Kacang benguk banyak tumbuh di sekitar Wates. Rasanya, bagi yang tidak biasa, mungkin agak sedikit aneh. Biji kacangnya agak tebal dan besar, terasa kres-kres saat digigit. Lebih sedikit wengur. Tetapi masyarakat sekitar banyak yang menyukai tempe benguk ini dan masih menjadi kegemaran di sana. Bahkan bisa menjadi sajian buat tamu saat berkunjung di sana ataupun untuk oleh-oleh.

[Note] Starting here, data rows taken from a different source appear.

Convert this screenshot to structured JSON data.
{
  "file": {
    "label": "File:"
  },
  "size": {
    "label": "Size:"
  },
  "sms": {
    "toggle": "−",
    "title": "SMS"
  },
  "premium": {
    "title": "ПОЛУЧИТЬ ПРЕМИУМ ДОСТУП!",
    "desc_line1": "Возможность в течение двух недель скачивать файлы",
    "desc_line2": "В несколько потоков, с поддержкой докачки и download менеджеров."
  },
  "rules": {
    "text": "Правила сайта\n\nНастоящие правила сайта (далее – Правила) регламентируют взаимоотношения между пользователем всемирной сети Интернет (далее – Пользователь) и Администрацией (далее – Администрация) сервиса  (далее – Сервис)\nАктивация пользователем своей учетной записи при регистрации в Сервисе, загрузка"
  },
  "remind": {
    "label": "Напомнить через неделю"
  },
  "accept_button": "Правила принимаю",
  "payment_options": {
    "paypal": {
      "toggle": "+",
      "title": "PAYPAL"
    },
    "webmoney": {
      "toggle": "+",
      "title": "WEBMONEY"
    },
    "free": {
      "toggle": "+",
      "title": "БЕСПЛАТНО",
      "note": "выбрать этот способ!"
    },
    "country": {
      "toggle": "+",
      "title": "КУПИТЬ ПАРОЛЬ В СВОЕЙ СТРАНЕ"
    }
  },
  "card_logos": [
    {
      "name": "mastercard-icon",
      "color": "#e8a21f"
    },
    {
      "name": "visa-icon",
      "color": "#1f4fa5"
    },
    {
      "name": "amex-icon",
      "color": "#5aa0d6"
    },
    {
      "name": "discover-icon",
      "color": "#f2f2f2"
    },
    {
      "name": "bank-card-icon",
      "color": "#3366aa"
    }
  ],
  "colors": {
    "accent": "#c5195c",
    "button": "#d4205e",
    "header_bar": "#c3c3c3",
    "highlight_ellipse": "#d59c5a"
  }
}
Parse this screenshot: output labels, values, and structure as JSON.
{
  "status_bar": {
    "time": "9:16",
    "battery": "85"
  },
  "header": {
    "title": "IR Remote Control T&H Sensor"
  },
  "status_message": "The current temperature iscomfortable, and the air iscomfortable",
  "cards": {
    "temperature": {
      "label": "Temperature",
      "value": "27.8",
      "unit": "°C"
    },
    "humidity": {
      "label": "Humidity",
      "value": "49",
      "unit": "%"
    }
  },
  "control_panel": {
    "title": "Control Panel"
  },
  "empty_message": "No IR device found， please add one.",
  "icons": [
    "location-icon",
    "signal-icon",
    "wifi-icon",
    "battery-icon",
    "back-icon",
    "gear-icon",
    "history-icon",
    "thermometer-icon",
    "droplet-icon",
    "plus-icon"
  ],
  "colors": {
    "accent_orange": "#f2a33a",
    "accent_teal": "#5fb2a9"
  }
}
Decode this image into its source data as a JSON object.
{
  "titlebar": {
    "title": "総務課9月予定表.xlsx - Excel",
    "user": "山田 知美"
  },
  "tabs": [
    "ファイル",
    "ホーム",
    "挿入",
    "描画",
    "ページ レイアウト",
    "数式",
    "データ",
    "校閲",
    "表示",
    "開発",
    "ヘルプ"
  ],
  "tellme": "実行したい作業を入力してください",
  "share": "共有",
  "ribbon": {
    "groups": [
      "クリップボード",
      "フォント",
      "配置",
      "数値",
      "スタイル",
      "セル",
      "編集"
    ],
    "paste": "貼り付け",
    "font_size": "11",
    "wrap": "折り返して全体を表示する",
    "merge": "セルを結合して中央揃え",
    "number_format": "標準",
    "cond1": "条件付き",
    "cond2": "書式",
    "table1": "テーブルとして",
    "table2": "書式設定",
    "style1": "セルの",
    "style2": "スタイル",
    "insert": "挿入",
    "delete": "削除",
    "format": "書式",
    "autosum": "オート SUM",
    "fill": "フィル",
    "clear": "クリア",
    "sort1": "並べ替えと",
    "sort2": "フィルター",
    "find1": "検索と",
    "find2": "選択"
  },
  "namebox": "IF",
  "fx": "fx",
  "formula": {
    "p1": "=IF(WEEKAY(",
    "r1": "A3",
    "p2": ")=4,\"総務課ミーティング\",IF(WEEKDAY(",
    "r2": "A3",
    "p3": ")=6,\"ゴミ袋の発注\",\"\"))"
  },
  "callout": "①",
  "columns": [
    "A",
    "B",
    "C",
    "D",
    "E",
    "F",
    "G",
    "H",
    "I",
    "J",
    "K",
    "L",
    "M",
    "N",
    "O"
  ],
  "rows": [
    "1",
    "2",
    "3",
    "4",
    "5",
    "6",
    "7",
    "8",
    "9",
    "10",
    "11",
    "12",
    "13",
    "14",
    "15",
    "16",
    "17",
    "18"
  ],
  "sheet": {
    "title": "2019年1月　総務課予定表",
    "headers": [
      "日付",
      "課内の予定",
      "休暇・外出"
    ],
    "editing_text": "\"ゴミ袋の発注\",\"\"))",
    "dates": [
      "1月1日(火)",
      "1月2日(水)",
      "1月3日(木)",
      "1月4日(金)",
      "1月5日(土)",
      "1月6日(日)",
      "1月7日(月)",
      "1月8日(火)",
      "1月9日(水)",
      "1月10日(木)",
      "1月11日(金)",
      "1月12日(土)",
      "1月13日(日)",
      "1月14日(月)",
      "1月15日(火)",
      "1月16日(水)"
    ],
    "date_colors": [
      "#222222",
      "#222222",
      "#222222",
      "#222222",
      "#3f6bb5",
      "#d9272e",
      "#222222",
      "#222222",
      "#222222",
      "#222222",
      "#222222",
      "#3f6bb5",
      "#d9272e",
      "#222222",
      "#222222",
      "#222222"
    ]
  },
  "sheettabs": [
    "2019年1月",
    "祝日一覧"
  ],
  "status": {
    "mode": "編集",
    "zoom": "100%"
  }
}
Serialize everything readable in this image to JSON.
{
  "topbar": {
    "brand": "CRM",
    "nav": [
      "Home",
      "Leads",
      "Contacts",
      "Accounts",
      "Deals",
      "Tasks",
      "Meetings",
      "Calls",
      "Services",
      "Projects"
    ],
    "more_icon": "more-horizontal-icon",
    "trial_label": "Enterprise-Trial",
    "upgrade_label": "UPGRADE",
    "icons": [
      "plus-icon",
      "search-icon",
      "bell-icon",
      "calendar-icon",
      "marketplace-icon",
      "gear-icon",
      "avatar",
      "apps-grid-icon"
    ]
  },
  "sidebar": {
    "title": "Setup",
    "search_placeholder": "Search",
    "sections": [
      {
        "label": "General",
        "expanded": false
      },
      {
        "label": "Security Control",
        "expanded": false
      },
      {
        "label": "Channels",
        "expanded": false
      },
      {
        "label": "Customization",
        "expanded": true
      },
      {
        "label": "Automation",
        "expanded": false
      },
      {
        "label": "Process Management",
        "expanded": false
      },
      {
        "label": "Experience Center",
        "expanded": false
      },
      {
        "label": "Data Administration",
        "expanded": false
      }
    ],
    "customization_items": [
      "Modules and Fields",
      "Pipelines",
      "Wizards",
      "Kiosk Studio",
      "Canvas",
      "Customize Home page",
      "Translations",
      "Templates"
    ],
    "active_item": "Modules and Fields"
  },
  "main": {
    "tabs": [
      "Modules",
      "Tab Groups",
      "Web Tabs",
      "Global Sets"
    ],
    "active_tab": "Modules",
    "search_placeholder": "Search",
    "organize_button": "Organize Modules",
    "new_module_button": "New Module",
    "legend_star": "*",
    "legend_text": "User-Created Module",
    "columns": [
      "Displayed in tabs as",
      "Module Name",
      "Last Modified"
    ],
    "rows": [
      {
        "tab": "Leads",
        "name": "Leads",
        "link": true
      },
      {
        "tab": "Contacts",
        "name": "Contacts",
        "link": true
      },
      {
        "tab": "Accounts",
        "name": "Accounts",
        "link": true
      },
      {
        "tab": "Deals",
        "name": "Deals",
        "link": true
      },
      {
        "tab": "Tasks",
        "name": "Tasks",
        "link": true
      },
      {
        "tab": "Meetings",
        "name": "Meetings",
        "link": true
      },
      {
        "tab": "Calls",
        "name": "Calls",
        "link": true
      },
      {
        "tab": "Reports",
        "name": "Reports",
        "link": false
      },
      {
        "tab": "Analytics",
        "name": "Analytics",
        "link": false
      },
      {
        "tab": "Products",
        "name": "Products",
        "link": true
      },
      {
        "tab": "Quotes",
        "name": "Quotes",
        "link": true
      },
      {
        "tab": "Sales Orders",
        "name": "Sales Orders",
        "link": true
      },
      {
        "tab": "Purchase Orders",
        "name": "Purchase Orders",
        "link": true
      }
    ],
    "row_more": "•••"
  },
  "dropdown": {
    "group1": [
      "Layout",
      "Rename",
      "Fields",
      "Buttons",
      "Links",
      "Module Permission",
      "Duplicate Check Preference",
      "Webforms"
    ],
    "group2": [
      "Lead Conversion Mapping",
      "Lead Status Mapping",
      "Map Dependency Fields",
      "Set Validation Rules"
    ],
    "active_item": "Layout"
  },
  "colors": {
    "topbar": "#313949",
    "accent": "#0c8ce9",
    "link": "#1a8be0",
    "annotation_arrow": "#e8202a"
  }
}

Cara mengolah tempe benguk, kacang benguk harus di rendam terlebih dahulu selama dua hari untuk menghilangkan kandungan HCl yang ada dalam biji kacang. Bagi yang tidak pintar cara mengolahnya, tempe benguk ini bisa masih mengandung racun. Tetapi jika pandai mengolahnya, maka tempe benguk bisa menjadi alternatif tempe berbahan dasar selain kacang kedelai. Tentu saja lebih murah harganya.
Tempe benguk yang sudah menjadi tempe, bisa dijadikan kudapan tempe bacem dan dimasak sayur lodeh sebagai tambahan rasa.
Ketika saya berkunjung ke rumah saudara di desa Jombokan Wates Kulonprogo, saya disuguhi tempe benguk, tetapi dimasak besengek. Eh, apa itu?
Tempe benguk besengek adalah sebuah masakan tempe benguk yang diolah dengan menambah santan kental seperti areh yang telah dibumbui opor. Areh tersebut terasa bumbu bawang, ketumbar, daun salam, manis gula jawa dan gurih. Kemudian areh dibalurkan pada tempe benguk yang sudah matang hingga meresap. Rasa wengur dari kacang benguk tidak terasa lagi. Dan sajian tempe benguk menjadi lebih nikmat.
Rasanya lebih lembut dari tempe benguk yang sedikit kres-kres. Memiliki tekstur biji yang agak besar dari tempe kedelai. Seperti memakan kudapan kacang koro goreng, tetapi ini dibikin tempe. Lezat, apalagi dipadukan dengan jadah. Satu gigitan tempe bacem koro, satu gigitan jadah dan lombok rawit hijau. Sedap. Tidak terasa, perut menjadi kenyang.
"Dik, dicoba yang ini. Namanya Growol," kata saudara saya.
"Growol?" tanya saya.
Jadi growol ini adalah makanan berbahan dasar ketela pohon. Pada zaman dulu, growol ini bisa menjadi alternatif pengganti nasi. Karena pada zaman dulu nasi masih mahal bagi penduduk sekitar. Maka mereka menggantikan nasi dengan growol. Rasanya tawar cenderung tidak memiliki rasa.
Cara pembuatannya, ketela pohon dikupas, kemudian dicuci bersih, lalu di rendam hingga tiga hari lamanya. Setelah tiga hari, rendaman dibuang airnya dan ketela dicuci kembali. Kemudian ketela dicacah-cacah menjadi seperti parutan ketela dan dikukus dengan dibungkus daun pisang. Makanan ini bisa tahan hingga tiga hari lamanya, loh.
Cara memakannya seperti kita memakan nasi biasa. Bisa dicampur dengan sayur dan lauk. Tetapi masyarakat sekitar biasanya memakan growol bersama tempe benguk bacem atau besengek. Ada juga yang memakan growol dengan kethak yaitu kudapan yang berasal dari endapan santan kelapa yang dibuat minyak goreng. Layaknya sumber karbohidrat, growol ini mengenyangkan.
Sebenarnya ada lagi makanan khas Wates yang belum tersaji di atas meja saat itu. Geblek. Yaitu makanan berwarna putih dan kenyal. Mirip-mirip cireng rasanya. Tetapi bentuknya seperti angka delapan. Berbahan dasar tepung tapioka. Cara memakannya disertai tempe benguk bacem. Mengenyangkan.
Tetapi saat makan harus dalam kondisi panas atau hangat. Karena jika sesudah dingin akan keras dan alot, susah untuk digigit. Kata saudara saya, penjualnya baru libur tidak berjualan. Tetapi dulu saya sudah pernah merasakan, jadi tahu gambaran rasanya.